Curiosity has identified an area of diverse rocks, which add to the body of evidence that there was once water on Mars, according to NASA's Jet Propulsion Laboratory in an update on the rover's progress given at a press briefing on Tuesday.
These rocks are the first target for Curiosity's drill. The area is named "John Klein," after a Curiosity project manager and longtime Jet Propulsion Laboratory veteran who died in 2011.
Michael Malin, the principal investigator for Mastcam, the two cameras on the rover's mast, said at the briefing that "diversity is always a measure of the number of processes and types of materials" in an area.
The target area has rocks with mineral veins, and others with concretions (small spherical concentrations of minerals) and grains ranging in size from very, very fine to larger than sand.
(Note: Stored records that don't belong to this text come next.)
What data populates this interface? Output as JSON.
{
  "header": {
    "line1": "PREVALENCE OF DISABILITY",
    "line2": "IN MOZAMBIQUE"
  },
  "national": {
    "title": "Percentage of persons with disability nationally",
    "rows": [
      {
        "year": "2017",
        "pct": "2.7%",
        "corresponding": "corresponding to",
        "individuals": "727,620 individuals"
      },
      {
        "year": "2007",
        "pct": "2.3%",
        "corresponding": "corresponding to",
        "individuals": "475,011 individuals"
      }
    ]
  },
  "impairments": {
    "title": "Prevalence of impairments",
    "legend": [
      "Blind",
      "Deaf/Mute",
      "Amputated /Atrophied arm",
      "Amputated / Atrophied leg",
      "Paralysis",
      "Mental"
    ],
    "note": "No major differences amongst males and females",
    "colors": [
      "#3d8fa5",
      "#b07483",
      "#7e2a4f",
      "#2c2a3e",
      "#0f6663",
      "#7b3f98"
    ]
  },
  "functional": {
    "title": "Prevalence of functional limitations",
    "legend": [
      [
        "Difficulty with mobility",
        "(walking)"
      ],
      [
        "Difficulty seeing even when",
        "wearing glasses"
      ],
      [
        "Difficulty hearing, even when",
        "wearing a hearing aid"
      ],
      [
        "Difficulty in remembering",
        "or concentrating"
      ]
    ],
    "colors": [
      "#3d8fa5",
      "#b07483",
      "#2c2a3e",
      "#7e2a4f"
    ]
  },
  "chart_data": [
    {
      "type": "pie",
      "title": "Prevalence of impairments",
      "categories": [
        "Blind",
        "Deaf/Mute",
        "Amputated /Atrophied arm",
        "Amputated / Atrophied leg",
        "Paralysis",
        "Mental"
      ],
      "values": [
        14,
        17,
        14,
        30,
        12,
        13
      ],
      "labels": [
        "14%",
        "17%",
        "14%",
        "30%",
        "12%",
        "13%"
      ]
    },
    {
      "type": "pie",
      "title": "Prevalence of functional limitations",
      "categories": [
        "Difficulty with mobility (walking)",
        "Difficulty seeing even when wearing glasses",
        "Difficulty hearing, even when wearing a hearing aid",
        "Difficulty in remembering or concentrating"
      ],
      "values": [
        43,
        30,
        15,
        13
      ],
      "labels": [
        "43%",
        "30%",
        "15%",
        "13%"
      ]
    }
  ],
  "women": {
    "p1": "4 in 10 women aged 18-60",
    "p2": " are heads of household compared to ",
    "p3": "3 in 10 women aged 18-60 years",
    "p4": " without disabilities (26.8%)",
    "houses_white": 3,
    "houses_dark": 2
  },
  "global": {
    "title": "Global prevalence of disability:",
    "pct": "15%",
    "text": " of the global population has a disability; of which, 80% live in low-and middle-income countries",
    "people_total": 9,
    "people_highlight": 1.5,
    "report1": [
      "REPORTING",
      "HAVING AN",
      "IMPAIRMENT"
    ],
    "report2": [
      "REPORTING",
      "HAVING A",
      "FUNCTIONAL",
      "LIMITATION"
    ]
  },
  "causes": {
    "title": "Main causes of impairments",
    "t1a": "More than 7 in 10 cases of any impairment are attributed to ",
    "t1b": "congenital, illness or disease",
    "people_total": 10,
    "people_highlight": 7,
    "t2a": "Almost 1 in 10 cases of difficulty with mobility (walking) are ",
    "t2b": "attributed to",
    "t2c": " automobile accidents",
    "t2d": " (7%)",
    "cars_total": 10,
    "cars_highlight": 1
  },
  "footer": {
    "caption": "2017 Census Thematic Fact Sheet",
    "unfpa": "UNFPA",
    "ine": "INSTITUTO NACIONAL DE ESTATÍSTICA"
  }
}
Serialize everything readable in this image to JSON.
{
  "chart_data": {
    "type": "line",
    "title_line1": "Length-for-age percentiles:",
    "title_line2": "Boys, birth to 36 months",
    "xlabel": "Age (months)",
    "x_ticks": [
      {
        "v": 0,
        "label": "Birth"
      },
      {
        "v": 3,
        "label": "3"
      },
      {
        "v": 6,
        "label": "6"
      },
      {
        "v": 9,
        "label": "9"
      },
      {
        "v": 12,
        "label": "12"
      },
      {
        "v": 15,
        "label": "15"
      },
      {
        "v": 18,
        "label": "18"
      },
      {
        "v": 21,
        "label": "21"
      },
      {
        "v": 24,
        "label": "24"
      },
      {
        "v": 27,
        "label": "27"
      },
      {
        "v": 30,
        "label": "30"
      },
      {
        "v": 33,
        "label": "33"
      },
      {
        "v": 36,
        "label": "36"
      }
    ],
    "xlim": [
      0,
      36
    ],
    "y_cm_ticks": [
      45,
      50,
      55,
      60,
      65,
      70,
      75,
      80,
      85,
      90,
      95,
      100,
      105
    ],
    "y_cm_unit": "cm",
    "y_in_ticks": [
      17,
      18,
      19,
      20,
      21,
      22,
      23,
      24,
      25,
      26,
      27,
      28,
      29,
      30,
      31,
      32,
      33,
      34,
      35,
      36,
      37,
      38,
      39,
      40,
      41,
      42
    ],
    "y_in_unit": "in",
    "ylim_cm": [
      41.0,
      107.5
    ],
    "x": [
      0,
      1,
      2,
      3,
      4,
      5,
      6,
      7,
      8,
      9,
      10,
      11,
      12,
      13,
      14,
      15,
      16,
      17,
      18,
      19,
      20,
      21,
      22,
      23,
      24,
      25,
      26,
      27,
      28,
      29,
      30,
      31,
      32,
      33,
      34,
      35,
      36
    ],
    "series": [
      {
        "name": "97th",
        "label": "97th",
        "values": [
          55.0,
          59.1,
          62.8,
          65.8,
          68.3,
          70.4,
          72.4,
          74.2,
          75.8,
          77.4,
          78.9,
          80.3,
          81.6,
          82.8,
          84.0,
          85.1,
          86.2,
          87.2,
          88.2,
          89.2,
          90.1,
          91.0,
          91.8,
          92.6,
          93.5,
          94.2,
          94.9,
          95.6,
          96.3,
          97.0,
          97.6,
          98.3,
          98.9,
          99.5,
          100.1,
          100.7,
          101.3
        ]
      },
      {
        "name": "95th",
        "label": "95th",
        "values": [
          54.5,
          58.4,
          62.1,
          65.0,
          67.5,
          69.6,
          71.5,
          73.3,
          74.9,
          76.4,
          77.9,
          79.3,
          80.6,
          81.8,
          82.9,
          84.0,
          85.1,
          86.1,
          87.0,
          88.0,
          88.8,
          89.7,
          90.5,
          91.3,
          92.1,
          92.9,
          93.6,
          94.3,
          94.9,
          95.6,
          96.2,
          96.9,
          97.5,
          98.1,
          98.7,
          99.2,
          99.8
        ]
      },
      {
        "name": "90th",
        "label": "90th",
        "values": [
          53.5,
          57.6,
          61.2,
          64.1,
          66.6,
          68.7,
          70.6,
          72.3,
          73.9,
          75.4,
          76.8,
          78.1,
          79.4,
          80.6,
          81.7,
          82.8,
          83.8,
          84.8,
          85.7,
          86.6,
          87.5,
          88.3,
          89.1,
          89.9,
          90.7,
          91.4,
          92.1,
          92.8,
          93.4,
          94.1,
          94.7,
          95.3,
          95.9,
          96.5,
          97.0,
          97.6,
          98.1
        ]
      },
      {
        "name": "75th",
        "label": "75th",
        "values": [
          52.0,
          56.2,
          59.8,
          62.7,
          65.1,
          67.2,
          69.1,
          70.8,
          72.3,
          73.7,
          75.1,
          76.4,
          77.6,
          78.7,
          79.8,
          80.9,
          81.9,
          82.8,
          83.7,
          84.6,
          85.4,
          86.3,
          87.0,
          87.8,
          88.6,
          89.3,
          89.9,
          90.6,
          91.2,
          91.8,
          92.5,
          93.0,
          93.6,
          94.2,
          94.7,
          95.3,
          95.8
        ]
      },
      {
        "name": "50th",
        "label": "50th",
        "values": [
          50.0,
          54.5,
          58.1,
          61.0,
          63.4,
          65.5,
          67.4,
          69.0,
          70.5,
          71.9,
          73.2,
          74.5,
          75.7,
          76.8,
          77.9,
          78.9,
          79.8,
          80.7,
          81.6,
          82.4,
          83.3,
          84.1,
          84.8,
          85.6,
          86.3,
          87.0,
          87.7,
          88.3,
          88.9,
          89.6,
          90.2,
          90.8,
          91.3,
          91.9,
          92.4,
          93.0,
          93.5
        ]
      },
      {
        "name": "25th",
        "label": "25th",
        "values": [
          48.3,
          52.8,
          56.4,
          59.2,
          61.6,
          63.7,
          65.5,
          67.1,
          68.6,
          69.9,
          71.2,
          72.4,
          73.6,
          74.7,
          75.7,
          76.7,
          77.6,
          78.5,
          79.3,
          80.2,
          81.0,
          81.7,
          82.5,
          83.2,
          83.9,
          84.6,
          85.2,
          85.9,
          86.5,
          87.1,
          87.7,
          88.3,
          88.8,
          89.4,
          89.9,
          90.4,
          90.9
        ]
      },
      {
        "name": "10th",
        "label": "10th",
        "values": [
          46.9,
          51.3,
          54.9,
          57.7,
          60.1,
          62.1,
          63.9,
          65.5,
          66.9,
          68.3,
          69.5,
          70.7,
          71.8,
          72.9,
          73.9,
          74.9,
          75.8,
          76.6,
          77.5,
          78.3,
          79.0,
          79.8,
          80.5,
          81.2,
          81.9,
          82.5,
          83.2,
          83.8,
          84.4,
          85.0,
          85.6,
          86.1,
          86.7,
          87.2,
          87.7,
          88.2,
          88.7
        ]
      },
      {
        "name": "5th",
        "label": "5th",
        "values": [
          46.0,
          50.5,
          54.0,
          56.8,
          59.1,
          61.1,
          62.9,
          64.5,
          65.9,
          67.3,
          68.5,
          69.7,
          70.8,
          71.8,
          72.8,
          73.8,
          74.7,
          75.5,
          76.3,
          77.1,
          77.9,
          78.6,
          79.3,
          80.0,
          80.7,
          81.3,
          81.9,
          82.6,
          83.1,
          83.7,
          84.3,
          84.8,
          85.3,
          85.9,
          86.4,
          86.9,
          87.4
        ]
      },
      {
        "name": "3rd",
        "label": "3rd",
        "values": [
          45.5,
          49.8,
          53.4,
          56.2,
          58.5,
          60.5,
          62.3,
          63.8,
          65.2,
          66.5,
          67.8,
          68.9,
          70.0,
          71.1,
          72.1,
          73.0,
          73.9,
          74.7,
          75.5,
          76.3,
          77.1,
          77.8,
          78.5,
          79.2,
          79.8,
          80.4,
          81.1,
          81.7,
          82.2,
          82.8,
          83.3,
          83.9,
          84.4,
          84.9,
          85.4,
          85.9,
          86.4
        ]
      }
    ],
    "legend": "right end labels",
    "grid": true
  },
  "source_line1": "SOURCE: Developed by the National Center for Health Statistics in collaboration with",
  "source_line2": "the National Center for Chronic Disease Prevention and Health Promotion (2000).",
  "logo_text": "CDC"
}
It provides strong evidence for water and piques the interest of the researchers, who say the variety of materials will help paint a picture of the ancient environment on Mars.
Still, the researchers made clear that these findings are preliminary. There is a lot of research to be done, and the drilling Curiosity will do is merely another step in the process of revealing the story of Mars.
The upcoming drilling isn't the only first to mention: Last week, Curiosity used its dust removal tool for the first time to brush off a rock called Ekwir_1. Dusting rocks lets some of Curiosity's instruments get a good look at them, allowing for observation that dust would otherwise obscure.
The Curiosity rover, which remains healthy, touched down on Mars on August 6, 2012.